Lungi da noi questo liberalismo, becchino della Chiesa cattolica. Al seguito di Nostro Signore portiamo il vessillo della Croce, solo simbolo e sola fonte della Salvezza. […]
Prima Parte - Il Liberalismo. Principi ed applicazioni.
Capitolo I - Le origini del Liberalismo
«Se voi non leggete, sarete prima o poi dei traditori, perché non avrete compreso la radice del male!».
Era con queste parole forti che uno dei miei collaboratori raccomandava un giorno (1) ai seminaristi di Écône la lettura di buone opere sul liberalismo. Non si può, in effetti, né comprendere la crisi attuale della Chiesa, né conoscere il vero volto dei personaggi della Roma attuale, né di conseguenza comprendere l’atteggiamento da tenere nei confronti degli avvenimenti, se non si ricercano le cause, se non si risale il corso storico, se non si scopre la primitiva fonte di questo liberalismo condannato dai Papi dei due ultimi secoli.
La nostra luce: la voce dei Papi
Noi partiremo dunque dalle origini, come fanno i Sovrani Pontefici quando denunciano gli sconvolgimenti in corso.
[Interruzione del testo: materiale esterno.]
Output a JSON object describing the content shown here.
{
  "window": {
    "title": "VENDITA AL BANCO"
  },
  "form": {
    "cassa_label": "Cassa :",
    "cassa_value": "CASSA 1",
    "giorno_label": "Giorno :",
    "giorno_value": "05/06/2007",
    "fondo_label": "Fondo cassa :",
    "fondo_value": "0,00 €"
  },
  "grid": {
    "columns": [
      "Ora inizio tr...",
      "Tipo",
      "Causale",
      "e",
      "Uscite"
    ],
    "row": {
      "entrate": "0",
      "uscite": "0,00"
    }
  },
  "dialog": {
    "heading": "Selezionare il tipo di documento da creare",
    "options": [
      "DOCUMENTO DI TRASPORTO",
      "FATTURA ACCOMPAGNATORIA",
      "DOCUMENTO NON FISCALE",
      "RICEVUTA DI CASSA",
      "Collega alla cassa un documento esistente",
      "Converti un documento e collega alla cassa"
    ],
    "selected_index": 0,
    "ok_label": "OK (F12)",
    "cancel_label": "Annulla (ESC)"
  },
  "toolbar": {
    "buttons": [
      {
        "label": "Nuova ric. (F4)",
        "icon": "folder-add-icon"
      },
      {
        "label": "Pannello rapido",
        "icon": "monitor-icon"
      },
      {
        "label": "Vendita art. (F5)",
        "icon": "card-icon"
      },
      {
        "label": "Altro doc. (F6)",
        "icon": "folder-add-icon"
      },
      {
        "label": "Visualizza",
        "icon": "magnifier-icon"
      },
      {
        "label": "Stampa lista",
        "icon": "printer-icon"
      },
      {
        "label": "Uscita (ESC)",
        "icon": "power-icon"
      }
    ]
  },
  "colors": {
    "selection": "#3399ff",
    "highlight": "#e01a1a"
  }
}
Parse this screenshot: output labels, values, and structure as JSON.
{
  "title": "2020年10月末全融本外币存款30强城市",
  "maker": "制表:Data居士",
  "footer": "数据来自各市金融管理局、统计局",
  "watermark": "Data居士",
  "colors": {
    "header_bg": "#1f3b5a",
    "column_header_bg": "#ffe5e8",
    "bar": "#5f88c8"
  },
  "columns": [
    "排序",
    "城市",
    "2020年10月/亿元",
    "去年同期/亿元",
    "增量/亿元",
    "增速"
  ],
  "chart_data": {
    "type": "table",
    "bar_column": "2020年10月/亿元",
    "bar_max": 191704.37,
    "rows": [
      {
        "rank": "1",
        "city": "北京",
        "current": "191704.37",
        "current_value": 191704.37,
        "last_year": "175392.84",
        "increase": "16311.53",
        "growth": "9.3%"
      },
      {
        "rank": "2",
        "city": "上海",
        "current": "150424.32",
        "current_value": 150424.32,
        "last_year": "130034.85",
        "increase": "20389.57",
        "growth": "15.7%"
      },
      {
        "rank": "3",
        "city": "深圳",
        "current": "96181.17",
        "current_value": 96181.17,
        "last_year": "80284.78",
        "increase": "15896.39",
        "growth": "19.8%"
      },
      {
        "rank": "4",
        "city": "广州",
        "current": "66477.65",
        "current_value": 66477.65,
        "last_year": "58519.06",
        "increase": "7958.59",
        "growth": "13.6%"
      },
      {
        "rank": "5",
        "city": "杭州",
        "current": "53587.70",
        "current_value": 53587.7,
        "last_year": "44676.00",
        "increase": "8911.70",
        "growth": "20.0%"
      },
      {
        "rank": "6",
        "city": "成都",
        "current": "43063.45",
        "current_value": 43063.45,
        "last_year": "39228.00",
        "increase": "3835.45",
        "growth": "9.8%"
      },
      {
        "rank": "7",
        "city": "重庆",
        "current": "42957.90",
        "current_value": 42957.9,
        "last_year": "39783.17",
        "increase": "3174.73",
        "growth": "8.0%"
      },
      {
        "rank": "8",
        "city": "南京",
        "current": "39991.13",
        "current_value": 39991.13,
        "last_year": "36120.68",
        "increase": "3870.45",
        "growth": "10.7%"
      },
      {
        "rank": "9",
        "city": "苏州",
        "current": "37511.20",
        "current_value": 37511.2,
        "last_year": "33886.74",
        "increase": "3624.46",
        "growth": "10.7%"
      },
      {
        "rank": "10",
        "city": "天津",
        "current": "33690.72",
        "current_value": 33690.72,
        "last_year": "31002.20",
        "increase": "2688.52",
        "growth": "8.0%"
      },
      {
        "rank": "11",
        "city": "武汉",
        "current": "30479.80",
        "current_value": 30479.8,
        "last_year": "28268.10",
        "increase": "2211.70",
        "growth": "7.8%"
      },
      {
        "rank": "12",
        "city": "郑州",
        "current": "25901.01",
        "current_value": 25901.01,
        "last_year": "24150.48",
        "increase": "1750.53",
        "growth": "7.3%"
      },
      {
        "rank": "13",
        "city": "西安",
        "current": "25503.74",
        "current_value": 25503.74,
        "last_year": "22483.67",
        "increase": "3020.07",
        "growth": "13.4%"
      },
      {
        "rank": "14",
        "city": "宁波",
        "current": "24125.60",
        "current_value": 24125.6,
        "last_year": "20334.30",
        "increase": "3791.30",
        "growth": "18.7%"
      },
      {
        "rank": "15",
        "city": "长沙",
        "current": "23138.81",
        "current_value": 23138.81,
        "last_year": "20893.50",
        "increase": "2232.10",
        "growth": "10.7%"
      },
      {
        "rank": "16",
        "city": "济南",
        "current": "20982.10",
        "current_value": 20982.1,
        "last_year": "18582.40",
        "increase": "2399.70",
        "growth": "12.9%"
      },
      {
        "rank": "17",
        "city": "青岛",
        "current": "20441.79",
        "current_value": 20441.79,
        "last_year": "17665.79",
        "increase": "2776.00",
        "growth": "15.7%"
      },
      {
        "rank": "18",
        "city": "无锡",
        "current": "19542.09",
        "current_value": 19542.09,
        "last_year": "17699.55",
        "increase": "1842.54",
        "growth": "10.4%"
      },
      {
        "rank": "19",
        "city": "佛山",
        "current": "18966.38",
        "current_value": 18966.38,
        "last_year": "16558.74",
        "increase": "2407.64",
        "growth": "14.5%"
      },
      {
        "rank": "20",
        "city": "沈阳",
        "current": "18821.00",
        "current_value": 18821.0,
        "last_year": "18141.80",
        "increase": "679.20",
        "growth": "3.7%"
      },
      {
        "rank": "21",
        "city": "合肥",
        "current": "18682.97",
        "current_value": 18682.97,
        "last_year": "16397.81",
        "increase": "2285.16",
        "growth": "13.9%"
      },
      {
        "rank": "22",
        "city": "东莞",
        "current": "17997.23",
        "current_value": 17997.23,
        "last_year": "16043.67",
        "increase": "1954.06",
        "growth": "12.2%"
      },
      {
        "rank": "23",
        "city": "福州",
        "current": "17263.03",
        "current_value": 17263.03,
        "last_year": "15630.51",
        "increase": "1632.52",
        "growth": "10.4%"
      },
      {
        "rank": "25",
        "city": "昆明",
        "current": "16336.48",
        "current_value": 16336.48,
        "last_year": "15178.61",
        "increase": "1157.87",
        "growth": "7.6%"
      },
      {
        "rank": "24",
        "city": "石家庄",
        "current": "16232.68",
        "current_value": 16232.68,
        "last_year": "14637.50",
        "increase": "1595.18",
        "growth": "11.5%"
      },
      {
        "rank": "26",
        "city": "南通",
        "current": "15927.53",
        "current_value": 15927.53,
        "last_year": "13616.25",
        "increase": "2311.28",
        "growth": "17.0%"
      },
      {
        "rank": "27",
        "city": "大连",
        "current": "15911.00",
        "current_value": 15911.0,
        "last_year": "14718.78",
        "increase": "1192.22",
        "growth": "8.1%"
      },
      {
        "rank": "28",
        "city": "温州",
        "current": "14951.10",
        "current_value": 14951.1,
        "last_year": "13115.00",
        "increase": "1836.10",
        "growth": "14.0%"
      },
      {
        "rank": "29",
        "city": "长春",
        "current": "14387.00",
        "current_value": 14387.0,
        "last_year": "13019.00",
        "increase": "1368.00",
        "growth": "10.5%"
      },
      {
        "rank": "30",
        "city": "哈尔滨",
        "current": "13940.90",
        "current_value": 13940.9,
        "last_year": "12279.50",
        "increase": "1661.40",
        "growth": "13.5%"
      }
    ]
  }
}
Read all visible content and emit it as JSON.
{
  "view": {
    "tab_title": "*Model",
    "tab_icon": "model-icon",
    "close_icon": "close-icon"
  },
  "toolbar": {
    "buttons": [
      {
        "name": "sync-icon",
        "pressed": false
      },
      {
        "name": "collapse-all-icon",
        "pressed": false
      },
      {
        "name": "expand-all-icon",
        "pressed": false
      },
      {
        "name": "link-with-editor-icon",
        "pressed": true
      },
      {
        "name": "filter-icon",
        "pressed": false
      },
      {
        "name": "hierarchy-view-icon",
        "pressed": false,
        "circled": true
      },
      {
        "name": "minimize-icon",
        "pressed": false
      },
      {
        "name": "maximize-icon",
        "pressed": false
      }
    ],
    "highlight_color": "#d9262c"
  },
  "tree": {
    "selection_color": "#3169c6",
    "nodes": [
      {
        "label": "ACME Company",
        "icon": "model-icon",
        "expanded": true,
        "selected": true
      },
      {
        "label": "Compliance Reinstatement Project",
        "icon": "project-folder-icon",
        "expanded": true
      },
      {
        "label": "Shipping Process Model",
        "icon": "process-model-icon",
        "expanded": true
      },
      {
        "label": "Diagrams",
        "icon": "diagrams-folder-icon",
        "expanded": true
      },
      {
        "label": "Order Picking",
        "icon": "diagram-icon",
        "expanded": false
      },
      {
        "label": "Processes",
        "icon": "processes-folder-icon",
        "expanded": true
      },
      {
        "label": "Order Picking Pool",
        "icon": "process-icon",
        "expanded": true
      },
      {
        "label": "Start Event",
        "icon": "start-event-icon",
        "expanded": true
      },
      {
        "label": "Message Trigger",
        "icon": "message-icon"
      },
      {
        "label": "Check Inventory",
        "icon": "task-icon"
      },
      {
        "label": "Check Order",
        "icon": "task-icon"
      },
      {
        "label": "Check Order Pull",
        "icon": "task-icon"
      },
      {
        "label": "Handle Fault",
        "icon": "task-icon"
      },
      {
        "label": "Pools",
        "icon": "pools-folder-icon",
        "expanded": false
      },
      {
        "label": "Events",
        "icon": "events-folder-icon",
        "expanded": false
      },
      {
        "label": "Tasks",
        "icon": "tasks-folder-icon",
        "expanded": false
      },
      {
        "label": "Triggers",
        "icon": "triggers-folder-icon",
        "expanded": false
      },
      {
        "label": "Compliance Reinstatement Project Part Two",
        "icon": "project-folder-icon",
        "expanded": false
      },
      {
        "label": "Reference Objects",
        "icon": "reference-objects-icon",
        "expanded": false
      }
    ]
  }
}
Ebbene, quando pongono in stato d’accusa il liberalismo, i papi vedono più lontano nel passato, e tutti, da Pio VI a Benedetto XV, riconducono la crisi alla lotta ingaggiata contro la Chiesa nel XVI secolo dal protestantesimo, e al naturalismo di cui questa eresia è stata la causa e la principale propagatrice.
Il Rinascimento e il naturalismo
Il naturalismo si annida originariamente nel Rinascimento che, nel suo sforzo di recuperare le ricchezze delle culture pagane antiche, della cultura e dell’arte greche in particolare, ha finito per magnificare in maniera esagerata l’uomo, la natura, le forze naturali.
Esaltando la bontà e la potenza della natura, si sviliva e si faceva scomparire dallo spirito degli uomini la necessità della Grazia, la destinazione dell’umanità all’ordine sovrannaturale e la luce recata dalla Rivelazione. […]
Il protestantesimo e il naturalismo
Può sembrare strano e paradossale tacciare il protestantesimo di naturalismo.
Non c’è nulla in Lutero di questa esaltazione della bontà intrinseca della natura, giacché, secondo lui, la natura è irrimediabilmente decaduta e la concupiscenza invincibile.
Tuttavia, lo sguardo eccessivamente nichilista che il protestante appunta su se stesso approda ad un naturalismo pratico: a forza di sminuire la natura e di esaltare la forza della sola fede, si relegano la grazia divina e l’ordine sovrannaturale nella sfera delle astrazioni.
Per i protestanti la grazia non opera un autentico rinnovamento interiore: il battesimo non è la restituzione di uno stato sovrannaturale abituale, è soltanto un atto di fede in Gesù Cristo che giustifica e salva.
La natura non viene restaurata dalla grazia, rimane intrinsecamente corrotta, e la fede ottiene da Dio soltanto che egli getti sui nostri peccati il pudico mantello di Noè.
Quindi, la forma sovrannaturale che il battesimo aveva aggiunto alla natura radicandosi su di essa, tutte le virtù infuse e i doni dello Spirito Santo sono ridotti a niente, ricondotti come sono a quest’unico atto disperato di fede-fiducia in un Redentore che fa grazia solo per ritrarsi lungi dalla sua creatura, mantenendo sempre un tale colossale abisso tra l’uomo definitivamente miserabile e il Dio trascendente tre volte santo.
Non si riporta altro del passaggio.